Changes in chest wall elastance also dictate the oxygenation response to the prone position. Pelosi and colleagues [40] and Guerin and colleagues [41] showed that the greater the decrease in chest wall compliance during the prone position, the greater the increase in oxygenation. Moreover, it has been shown that extrapulmonary ARDS patients have a greater potential for oxygenation improvement in the prone position than do pulmonary ARDS patients [42]. These findings are plausible in the light of the chest wall elastance changes; an increase of chest wall elastance in the prone position presumably leads to a more even distribution of the ventilation in pulmonary ARDS patients, while the changes in regional transpulmonary pressure in extrapulmonary ARDS patients explain the lung density redistributions and the better oxygenation in the prone position [43].

Hemodynamics and lung edema

The increased pleural pressure may lower the cardiac output by reducing the venous return and the cardiac volume [44]. The evaluation of hemodynamics therefore calls for special care in cases of increased intra-abdominal pressure [7,45]. Moreover, both the central venous pressure and the wedge pressure may appear 'falsely' elevated in the presence of increased pleural pressure [7].

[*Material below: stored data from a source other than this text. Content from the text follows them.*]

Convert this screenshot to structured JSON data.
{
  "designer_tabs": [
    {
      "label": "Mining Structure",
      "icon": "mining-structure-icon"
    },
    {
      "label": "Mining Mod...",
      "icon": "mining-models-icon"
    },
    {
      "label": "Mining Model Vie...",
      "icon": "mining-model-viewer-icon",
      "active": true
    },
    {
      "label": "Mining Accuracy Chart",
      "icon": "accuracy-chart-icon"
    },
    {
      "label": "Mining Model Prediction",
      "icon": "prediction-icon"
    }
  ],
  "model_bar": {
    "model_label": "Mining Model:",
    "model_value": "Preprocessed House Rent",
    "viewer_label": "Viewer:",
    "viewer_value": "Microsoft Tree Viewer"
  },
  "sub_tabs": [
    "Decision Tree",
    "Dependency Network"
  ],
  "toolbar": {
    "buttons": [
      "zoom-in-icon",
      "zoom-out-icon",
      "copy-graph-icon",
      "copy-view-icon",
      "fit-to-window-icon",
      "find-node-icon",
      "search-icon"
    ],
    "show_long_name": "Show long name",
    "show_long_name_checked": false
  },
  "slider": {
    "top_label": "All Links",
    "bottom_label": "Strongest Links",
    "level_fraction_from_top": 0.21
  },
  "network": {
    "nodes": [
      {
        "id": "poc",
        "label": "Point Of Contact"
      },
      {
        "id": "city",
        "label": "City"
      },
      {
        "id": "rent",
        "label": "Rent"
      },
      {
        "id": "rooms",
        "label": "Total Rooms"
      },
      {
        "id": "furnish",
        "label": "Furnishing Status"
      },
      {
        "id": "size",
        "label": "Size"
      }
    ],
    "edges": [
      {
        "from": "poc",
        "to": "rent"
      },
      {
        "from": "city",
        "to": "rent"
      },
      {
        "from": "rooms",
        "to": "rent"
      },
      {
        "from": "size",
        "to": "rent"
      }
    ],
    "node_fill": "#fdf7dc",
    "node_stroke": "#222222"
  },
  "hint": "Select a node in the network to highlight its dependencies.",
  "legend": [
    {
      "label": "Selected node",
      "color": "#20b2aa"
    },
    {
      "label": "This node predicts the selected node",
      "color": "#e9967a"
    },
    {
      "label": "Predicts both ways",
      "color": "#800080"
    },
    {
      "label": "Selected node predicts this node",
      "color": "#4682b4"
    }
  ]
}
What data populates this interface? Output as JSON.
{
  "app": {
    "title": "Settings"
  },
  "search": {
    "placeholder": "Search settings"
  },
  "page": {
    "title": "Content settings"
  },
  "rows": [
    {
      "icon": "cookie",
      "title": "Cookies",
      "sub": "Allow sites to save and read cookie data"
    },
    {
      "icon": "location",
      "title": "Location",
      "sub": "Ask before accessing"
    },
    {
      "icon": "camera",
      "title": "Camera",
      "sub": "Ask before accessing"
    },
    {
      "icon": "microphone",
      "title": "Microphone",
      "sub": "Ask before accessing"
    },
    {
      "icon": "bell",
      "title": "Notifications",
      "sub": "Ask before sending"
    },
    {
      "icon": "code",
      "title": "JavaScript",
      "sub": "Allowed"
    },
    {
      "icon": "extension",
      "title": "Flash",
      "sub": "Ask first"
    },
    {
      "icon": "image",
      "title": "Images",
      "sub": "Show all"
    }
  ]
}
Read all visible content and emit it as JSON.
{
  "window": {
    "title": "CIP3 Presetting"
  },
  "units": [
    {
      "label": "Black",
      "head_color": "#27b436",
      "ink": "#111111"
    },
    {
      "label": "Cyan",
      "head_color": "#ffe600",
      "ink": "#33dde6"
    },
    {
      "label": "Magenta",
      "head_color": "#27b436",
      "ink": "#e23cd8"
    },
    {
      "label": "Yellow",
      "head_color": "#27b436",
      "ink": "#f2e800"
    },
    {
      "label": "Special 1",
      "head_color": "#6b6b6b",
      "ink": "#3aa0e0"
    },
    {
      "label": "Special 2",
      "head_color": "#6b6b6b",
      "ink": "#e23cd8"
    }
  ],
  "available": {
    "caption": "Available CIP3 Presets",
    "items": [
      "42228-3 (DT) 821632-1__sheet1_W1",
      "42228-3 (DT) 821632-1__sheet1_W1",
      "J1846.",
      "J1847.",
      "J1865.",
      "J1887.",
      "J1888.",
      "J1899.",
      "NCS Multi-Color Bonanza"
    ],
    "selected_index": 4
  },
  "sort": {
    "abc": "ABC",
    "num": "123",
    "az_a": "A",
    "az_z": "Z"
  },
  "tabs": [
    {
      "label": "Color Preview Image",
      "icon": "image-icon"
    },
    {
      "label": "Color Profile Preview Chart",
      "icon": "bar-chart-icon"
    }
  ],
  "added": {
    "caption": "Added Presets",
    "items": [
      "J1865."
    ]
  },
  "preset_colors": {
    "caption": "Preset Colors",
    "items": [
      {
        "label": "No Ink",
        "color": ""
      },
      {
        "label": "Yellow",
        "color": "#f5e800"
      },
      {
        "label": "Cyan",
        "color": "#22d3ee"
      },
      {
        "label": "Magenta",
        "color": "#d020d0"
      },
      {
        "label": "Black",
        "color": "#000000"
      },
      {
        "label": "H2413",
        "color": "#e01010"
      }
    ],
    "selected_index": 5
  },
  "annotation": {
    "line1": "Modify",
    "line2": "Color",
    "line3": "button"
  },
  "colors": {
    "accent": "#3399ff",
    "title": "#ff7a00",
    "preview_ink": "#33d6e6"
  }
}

In a recent series of experiments in pigs in which edema was induced by oleic acid and the pleural pressure was changed by pneumoperitoneum, we found a decrease in gas volume due to a decreased transpulmonary pressure [46]. However, this was associated with an almost 100% increase of pulmonary edema. This effect may possibly be due to the blood shift induced by the abdominal pressure increase, which in turn may favor edema formation in a 'leaking' lung. A decrease of the edema clearance due to the increased pleural pressure is another coexisting possibility.

Conclusion

We suggest that a rational approach to the treatment of ALI/ARDS requires the knowledge of both lung elastance and chest wall elastance. Although not routinely carried out, we firmly believe that the measurement of the intra-abdominal pressure, the leading cause of chest wall impairment, should be performed.

Competing interests

None declared.

Abbreviations

ALI = acute lung injury; ARDS = acute respiratory distress syndrome; Ecw = chest wall elastance; El = lung elastance; Etot = total respiratory system elastance; Paw = airway pressure; Pl = transpulmonary pressure; Ppl = pleural pressure; VILI = ventilator-induced lung injury.